Andy Serkis e le critiche sul cast "di soli attori bianchi" di La caccia a Gollum: "Scelte pertinenti"

Il regista e interprete di Gollum ha affrontato la questione in un'intervista concessa alla BBC, spiegando come il film affronterà il tema senza rinunciare alla propria visione creativa legata alla storia di Tolkien.

Una scena con Gollum

Andy Serkis è intervenuto sul dibattito riguardante il cast di Il Signore degli Anelli: La caccia a Gollum. Interrogato dalla BBC sull'assenza di attori non bianchi tra i protagonisti annunciati finora, il regista e interprete di Gollum difende le scelte del film, spiegando che il casting seguirà esclusivamente le esigenze della storia.

La BBC chiede conto del cast annunciato

La composizione del cast di The Lord of the Rings: The Hunt for Gollum è già al centro del dibattito. Dopo l'annuncio dei primi interpreti, tutti bianchi, Andy Serkis è stato chiamato a rispondere alle domande sulla mancanza di diversità nel nuovo capitolo cinematografico ambientato nella Terra di Mezzo.

Il film, attualmente in lavorazione, ha confermato finora la presenza di Jamie Dornan, Anya Taylor-Joy, Kate Winslet, Lee Pace, Leo Woodall, Elijah Wood, Ian McKellen e dello stesso Andy Serkis, tutti interpreti bianchi.

Interrogato sul motivo di questa scelta, Serkis ha richiamato direttamente le origini dell'opera di J.R.R. Tolkien. "Tolkien è stato fortemente influenzato dalla mitologia nordica. C'è moltissimo di quell'immaginario. La Contea appare come un luogo profondamente bianco. I suoi abitanti non sono particolarmente interessati a ciò che accade oltre i propri confini e, anzi, sanno di non voler vedere arrivare estranei."

Pur riconoscendo le critiche ricevute negli ultimi anni dalla saga, Serkis ha spiegato che il nuovo film terrà conto del dibattito senza trasformare il casting in un'operazione puramente simbolica. "Sì, ci sono state delle critiche e questo film, in parte, ne terrà conto. Ma non credo che realizzeremo una versione politicamente corretta costruita facendo casting solo per il gusto di farlo o per spuntare delle caselle. Lo faremo quando sarà pertinente alla storia."

Le dichiarazioni arrivano mentre la produzione deve ancora annunciare gran parte del resto del cast, lasciando quindi aperta la possibilità che nuovi personaggi vengano rivelati nei prossimi mesi.

"Non faremo un casting solo per ragioni politiche"

Non è la prima volta che il tema della rappresentazione nella Terra di Mezzo divide il pubblico.
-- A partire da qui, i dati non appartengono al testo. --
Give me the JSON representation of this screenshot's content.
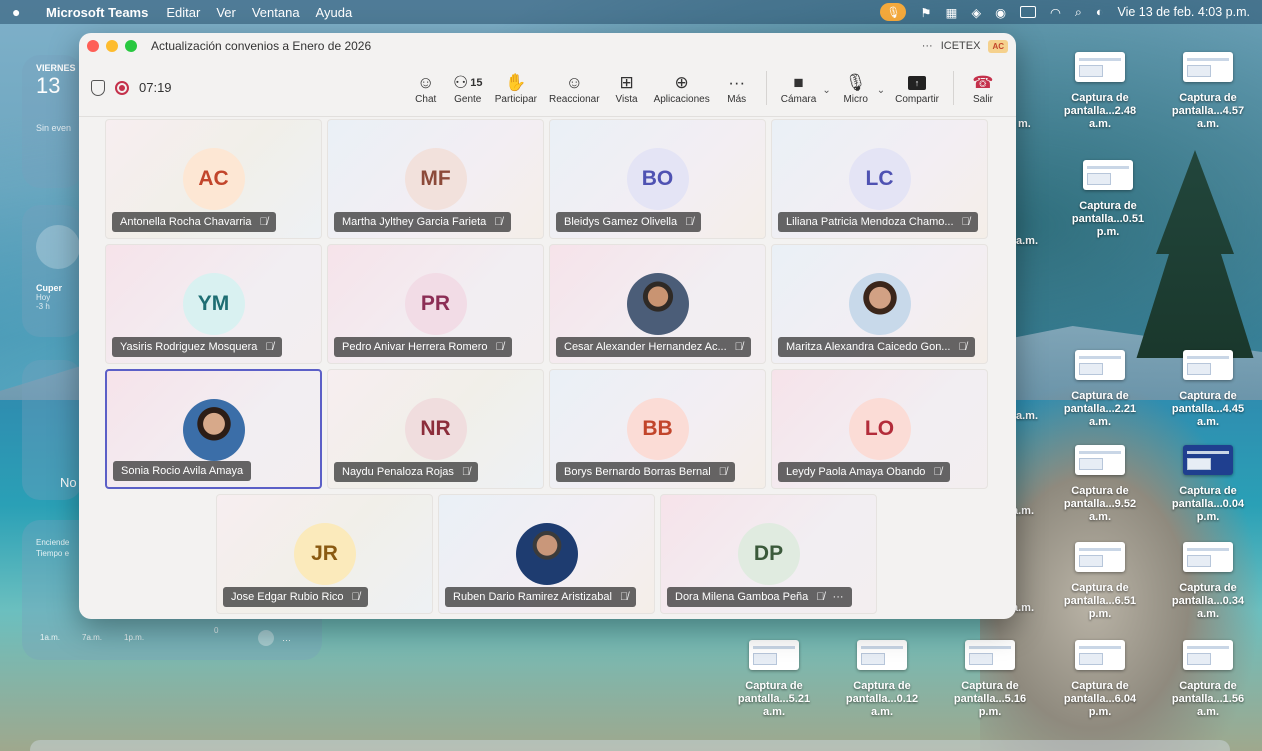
{
  "menubar": {
    "app": "Microsoft Teams",
    "items": [
      "Editar",
      "Ver",
      "Ventana",
      "Ayuda"
    ],
    "datetime": "Vie 13 de feb. 4:03 p.m."
  },
  "widgets": {
    "calendar_day": "VIERNES",
    "calendar_num": "13",
    "calendar_events": "Sin even",
    "clock_city": "Cuper",
    "clock_sub1": "Hoy",
    "clock_sub2": "-3 h",
    "blank_label": "No",
    "weather_text1": "Enciende",
    "weather_text2": "Tiempo e",
    "weather_times": [
      "1a.m.",
      "7a.m.",
      "1p.m."
    ],
    "weather_zero": "0",
    "weather_more": "···"
  },
  "desktop": {
    "icons": [
      {
        "line1": "Captura de",
        "line2": "pantalla...2.48 a.m.",
        "dark": false
      },
      {
        "line1": "Captura de",
        "line2": "pantalla...4.57 a.m.",
        "dark": false
      },
      {
        "line1": "Captura de",
        "line2": "pantalla...0.51 p.m.",
        "dark": false
      },
      {
        "line1": "Captura de",
        "line2": "pantalla...2.21 a.m.",
        "dark": false
      },
      {
        "line1": "Captura de",
        "line2": "pantalla...4.45 a.m.",
        "dark": false
      },
      {
        "line1": "Captura de",
        "line2": "pantalla...9.52 a.m.",
        "dark": false
      },
      {
        "line1": "Captura de",
        "line2": "pantalla...0.04 p.m.",
        "dark": true
      },
      {
        "line1": "Captura de",
        "line2": "pantalla...6.51 p.m.",
        "dark": false
      },
      {
        "line1": "Captura de",
        "line2": "pantalla...0.34 a.m.",
        "dark": false
      },
      {
        "line1": "Captura de",
        "line2": "pantalla...5.21 a.m.",
        "dark": false
      },
      {
        "line1": "Captura de",
        "line2": "pantalla...0.12 a.m.",
        "dark": false
      },
      {
        "line1": "Captura de",
        "line2": "pantalla...5.16 p.m.",
        "dark": false
      },
      {
        "line1": "Captura de",
        "line2": "pantalla...6.04 p.m.",
        "dark": false
      },
      {
        "line1": "Captura de",
        "line2": "pantalla...1.56 a.m.",
        "dark": false
      }
    ],
    "partials": [
      "m.",
      "a.m.",
      "a.m.",
      "a.m.",
      "a.m."
    ]
  },
  "meeting": {
    "title": "Actualización convenios a Enero de 2026",
    "more": "···",
    "org": "ICETEX",
    "org_badge": "AC",
    "timer": "07:19",
    "people_count": "15",
    "toolbar": {
      "chat": "Chat",
      "people": "Gente",
      "raise": "Participar",
      "react": "Reaccionar",
      "view": "Vista",
      "apps": "Aplicaciones",
      "more": "Más",
      "camera": "Cámara",
      "mic": "Micro",
      "share": "Compartir",
      "leave": "Salir"
    },
    "participants": [
      {
        "initials": "AC",
        "name": "Antonella Rocha Chavarria",
        "bg": "#fde7d4",
        "fg": "#c2452b",
        "photo": "",
        "muted": true
      },
      {
        "initials": "MF",
        "name": "Martha Jylthey Garcia Farieta",
        "bg": "#f2e1dc",
        "fg": "#8c4a3a",
        "photo": "",
        "muted": true
      },
      {
        "initials": "BO",
        "name": "Bleidys Gamez Olivella",
        "bg": "#e4e4f5",
        "fg": "#4f52b2",
        "photo": "",
        "muted": true
      },
      {
        "initials": "LC",
        "name": "Liliana Patricia Mendoza Chamo...",
        "bg": "#e4e4f5",
        "fg": "#4f52b2",
        "photo": "",
        "muted": true
      },
      {
        "initials": "YM",
        "name": "Yasiris Rodriguez Mosquera",
        "bg": "#d9f1f1",
        "fg": "#1e6e73",
        "photo": "",
        "muted": true
      },
      {
        "initials": "PR",
        "name": "Pedro Anivar Herrera Romero",
        "bg": "#f2dce6",
        "fg": "#8c2d55",
        "photo": "",
        "muted": true
      },
      {
        "initials": "",
        "name": "Cesar Alexander Hernandez Ac...",
        "bg": "",
        "fg": "",
        "photo": "m1",
        "muted": true
      },
      {
        "initials": "",
        "name": "Maritza Alexandra Caicedo Gon...",
        "bg": "",
        "fg": "",
        "photo": "f1",
        "muted": true
      },
      {
        "initials": "",
        "name": "Sonia Rocio Avila Amaya",
        "bg": "",
        "fg": "",
        "photo": "f2",
        "muted": false
      },
      {
        "initials": "NR",
        "name": "Naydu Penaloza Rojas",
        "bg": "#f0ddde",
        "fg": "#8c2d3a",
        "photo": "",
        "muted": true
      },
      {
        "initials": "BB",
        "name": "Borys Bernardo Borras Bernal",
        "bg": "#fbdcd6",
        "fg": "#c2452b",
        "photo": "",
        "muted": true
      },
      {
        "initials": "LO",
        "name": "Leydy Paola Amaya Obando",
        "bg": "#fbdcd6",
        "fg": "#b32c3a",
        "photo": "",
        "muted": true
      },
      {
        "initials": "JR",
        "name": "Jose Edgar Rubio Rico",
        "bg": "#fbeabb",
        "fg": "#8a5a12",
        "photo": "",
        "muted": true
      },
      {
        "initials": "",
        "name": "Ruben Dario Ramirez Aristizabal",
        "bg": "",
        "fg": "",
        "photo": "m2",
        "muted": true
      },
      {
        "initials": "DP",
        "name": "Dora Milena Gamboa Peña",
        "bg": "#e0ebe0",
        "fg": "#3b5a3b",
        "photo": "",
        "muted": true,
        "extra": "···"
      }
    ]
  }
}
La serie Il Signore degli Anelli: Gli Anelli del Potere, prodotta da Prime Video, era stata bersaglio di una forte campagna di attacchi online da parte di una parte del fandom per la presenza di attori di etnie diverse nei ruoli principali.
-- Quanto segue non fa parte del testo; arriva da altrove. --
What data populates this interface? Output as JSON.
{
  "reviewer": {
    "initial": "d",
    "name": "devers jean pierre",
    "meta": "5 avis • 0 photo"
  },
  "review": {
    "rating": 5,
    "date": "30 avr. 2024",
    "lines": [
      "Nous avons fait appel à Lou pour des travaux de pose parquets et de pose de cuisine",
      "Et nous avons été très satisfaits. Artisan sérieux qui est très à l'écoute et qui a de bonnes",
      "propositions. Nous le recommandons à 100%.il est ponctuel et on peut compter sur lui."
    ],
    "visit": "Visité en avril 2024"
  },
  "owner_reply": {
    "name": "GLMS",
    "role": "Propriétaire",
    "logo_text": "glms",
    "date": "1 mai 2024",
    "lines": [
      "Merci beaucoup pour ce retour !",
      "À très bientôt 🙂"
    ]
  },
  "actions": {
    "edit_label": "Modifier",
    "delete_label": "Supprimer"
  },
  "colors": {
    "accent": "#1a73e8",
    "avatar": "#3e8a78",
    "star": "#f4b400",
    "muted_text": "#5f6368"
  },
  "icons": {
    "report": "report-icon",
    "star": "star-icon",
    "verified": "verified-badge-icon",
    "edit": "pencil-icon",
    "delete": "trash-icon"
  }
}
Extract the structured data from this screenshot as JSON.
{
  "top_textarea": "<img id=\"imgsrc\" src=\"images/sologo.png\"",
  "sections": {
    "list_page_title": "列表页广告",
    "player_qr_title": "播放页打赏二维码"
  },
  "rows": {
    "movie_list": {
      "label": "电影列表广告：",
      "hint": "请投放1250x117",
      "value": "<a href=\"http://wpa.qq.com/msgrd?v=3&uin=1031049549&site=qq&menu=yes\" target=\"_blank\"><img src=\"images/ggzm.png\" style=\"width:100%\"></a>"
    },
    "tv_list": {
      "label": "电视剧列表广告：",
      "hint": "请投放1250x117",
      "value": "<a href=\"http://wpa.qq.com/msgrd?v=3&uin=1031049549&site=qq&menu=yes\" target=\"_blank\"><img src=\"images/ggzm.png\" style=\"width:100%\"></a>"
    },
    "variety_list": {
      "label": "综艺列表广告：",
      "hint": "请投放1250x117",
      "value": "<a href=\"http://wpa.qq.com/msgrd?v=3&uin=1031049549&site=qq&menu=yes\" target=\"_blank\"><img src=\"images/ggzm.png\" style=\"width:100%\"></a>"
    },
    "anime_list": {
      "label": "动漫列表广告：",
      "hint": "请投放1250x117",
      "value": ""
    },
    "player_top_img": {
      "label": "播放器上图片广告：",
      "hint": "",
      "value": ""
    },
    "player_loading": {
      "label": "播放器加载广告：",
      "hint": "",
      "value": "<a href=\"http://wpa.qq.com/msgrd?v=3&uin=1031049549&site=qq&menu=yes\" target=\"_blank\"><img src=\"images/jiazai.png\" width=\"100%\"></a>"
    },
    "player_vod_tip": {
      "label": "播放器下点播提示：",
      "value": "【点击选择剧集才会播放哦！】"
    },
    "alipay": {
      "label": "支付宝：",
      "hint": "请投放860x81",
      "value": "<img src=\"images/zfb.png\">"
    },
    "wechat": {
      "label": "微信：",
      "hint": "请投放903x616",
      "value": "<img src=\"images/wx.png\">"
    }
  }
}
In quell'occasione diversi protagonisti della trilogia cinematografica di Peter Jackson, tra cui Elijah Wood, Billy Boyd e Dominic Monaghan, avevano manifestato pubblicamente il proprio sostegno al cast della serie, pubblicando una fotografia in cui indossavano magliette raffiguranti le orecchie delle creature della Terra di Mezzo in differenti tonalità di pelle.

Anche gli interpreti de Gli Anelli del Potere avevano diffuso un comunicato congiunto per condannare gli episodi di razzismo e molestie subiti da alcuni colleghi. "Tolkien ha creato un mondo che, per definizione, è multiculturale. Un mondo in cui popoli di razze e culture differenti si uniscono per combattere il male. Il nostro mondo non è mai stato composto soltanto da persone bianche, il fantasy non è mai stato esclusivamente bianco e la Terra di Mezzo non è tutta bianca."

La caccia a Gollum, Serkis userà l'IA ma per un supporto visivo già collaudato in altri film La caccia a Gollum, Serkis userà l'IA ma per un supporto visivo già collaudato in altri film

Diretto da Andy Serkis, The Lord of the Rings: The Hunt for Gollum arriverà nelle sale il 17 dicembre 2027 e racconterà una nuova storia ambientata tra gli eventi della trilogia de Lo Hobbit e Il Signore degli Anelli, riportando sul grande schermo alcuni dei personaggi più iconici creati da Tolkien.